If you can’t see the video, it features a very Caucasian wedding party clogging up 5th Ave so they can take a picture. I shit you not, it appears to be at a green light, and there is a bus and an ambulance stuck behind them which means someone could be missing out on life saving surgery and a low wage worker could be running late for work, all because these jerkoffs had to get their special picture taken. Where’s that guy who ran over the protestors in Charlottesville when you need him?

Is there anything worse than a self-important wedding party? A bunch of former frat dudes with erectile difficulties chugging White Claws, walking arm in arm with chicks in ugly dresses and overdone makeup who are in their final years of sexual attractiveness before father time and an awful diet finally catch up to them.

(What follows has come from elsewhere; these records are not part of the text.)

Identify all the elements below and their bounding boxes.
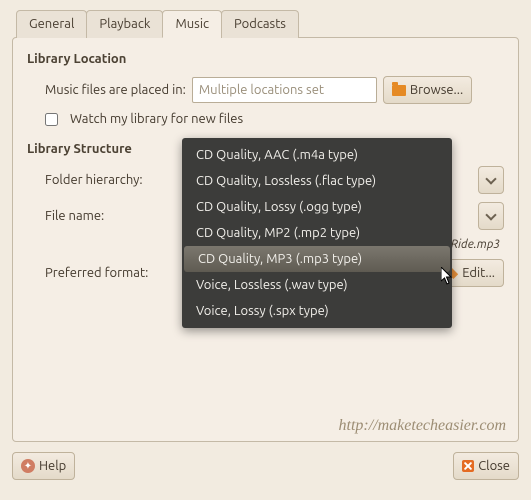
close-button-label: Close (478, 459, 510, 473)
browse-button-label: Browse... (410, 83, 463, 97)
tabs-bar: General Playback Music Podcasts (16, 10, 519, 38)
edit-button-label: Edit... (462, 266, 495, 280)
format-option[interactable]: CD Quality, MP2 (.mp2 type) (182, 220, 452, 246)
format-option[interactable]: CD Quality, MP3 (.mp3 type) (184, 246, 450, 272)
format-option-label: CD Quality, MP3 (.mp3 type) (198, 252, 362, 266)
format-dropdown-menu: CD Quality, AAC (.m4a type) CD Quality, … (182, 138, 452, 328)
chevron-down-icon (485, 173, 496, 184)
tab-general[interactable]: General (16, 10, 87, 38)
help-icon: ✦ (21, 459, 35, 473)
browse-button[interactable]: Browse... (383, 76, 472, 104)
help-button[interactable]: ✦ Help (12, 452, 75, 480)
library-location-heading: Library Location (27, 52, 504, 66)
tab-music[interactable]: Music (162, 10, 222, 38)
music-panel: Library Location Music files are placed … (12, 37, 519, 442)
watch-library-label: Watch my library for new files (70, 112, 243, 126)
file-name-chevron[interactable] (478, 202, 504, 230)
watermark-url: http://maketecheasier.com (339, 417, 507, 435)
file-name-label: File name: (45, 209, 165, 223)
library-location-section: Library Location Music files are placed … (27, 52, 504, 126)
library-structure-section: Library Structure Folder hierarchy: File… (27, 142, 504, 287)
music-location-input[interactable] (192, 77, 377, 103)
help-button-label: Help (39, 459, 66, 473)
format-option[interactable]: Voice, Lossless (.wav type) (182, 272, 452, 298)
tab-podcasts[interactable]: Podcasts (221, 10, 299, 38)
close-icon (462, 460, 474, 472)
folder-hierarchy-chevron[interactable] (478, 166, 504, 194)
format-option[interactable]: CD Quality, Lossless (.flac type) (182, 168, 452, 194)
chevron-down-icon (485, 209, 496, 220)
watch-library-checkbox[interactable] (45, 113, 58, 126)
folder-icon (392, 85, 406, 96)
format-option[interactable]: CD Quality, AAC (.m4a type) (182, 142, 452, 168)
close-button[interactable]: Close (453, 452, 519, 480)
format-option[interactable]: CD Quality, Lossy (.ogg type) (182, 194, 452, 220)
format-option[interactable]: Voice, Lossy (.spx type) (182, 298, 452, 324)
tab-playback[interactable]: Playback (86, 10, 163, 38)
music-files-label: Music files are placed in: (45, 83, 186, 97)
dialog-button-bar: ✦ Help Close (12, 452, 519, 480)
folder-hierarchy-label: Folder hierarchy: (45, 173, 165, 187)
preferred-format-label: Preferred format: (45, 266, 165, 280)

It’s an interesting paradox, aside from attending the event, nobody gives a shit about your wedding. If you’ve ever spent any time around a couple who was planning a wedding or has recently gotten married then you know how miserable and boring it can be to hear them discuss the planning process. I’m sorry, unless you have a story about the pastry chef sodomizing a caterer with a rolling pin, nobody wants to hear about the planning of your nuptials.

Seating arrangements aren’t interesting. Picking out a venue isn’t interesting. Agonizing over who makes the invite list and who gets cut isn’t fucking interesting. Oh, you’re wasting tens of thousands of dollars on a five hour party? Fantastic, lot’s of people do stupid things with money, but unless you’re gonna tell me about the bride’s mother getting cornholed by the DJ inside the photobooth, I just can’t bring myself to give a shit.

“She said ‘yes’ to the dress.”

I don’t care. It’s white, it’s overpriced, she’s gonna have to get her fat ass to the gym if she has any chance of fitting her fat ass into the dress, they’re gonna be divorced in 10 years, he’s gonna kill the entire family in a gruesome murder-suicide to avoid the cost and stress of litigation, yada yada yada. It’s a story we’ve heard a thousand times, and just because it’s “your special day” it still isn’t interesting to anybody else. Same as with having kids, but at least with them there’s the fun of teaching someone else’s child to say bad words.

Here’s what I care about when it comes to your wedding; make sure it’s open bar, don’t skimp on the appetizers during cocktail hour, point me in the direction of the bridesmaid who got air-tighted on spring break in Punta Cana junior year. That’s it. Step on the glass, mazel tov, I’m out hundreds of dollars and have to waste my Sunday traveling home with a hangover. Thanks for the invite though, had a great time.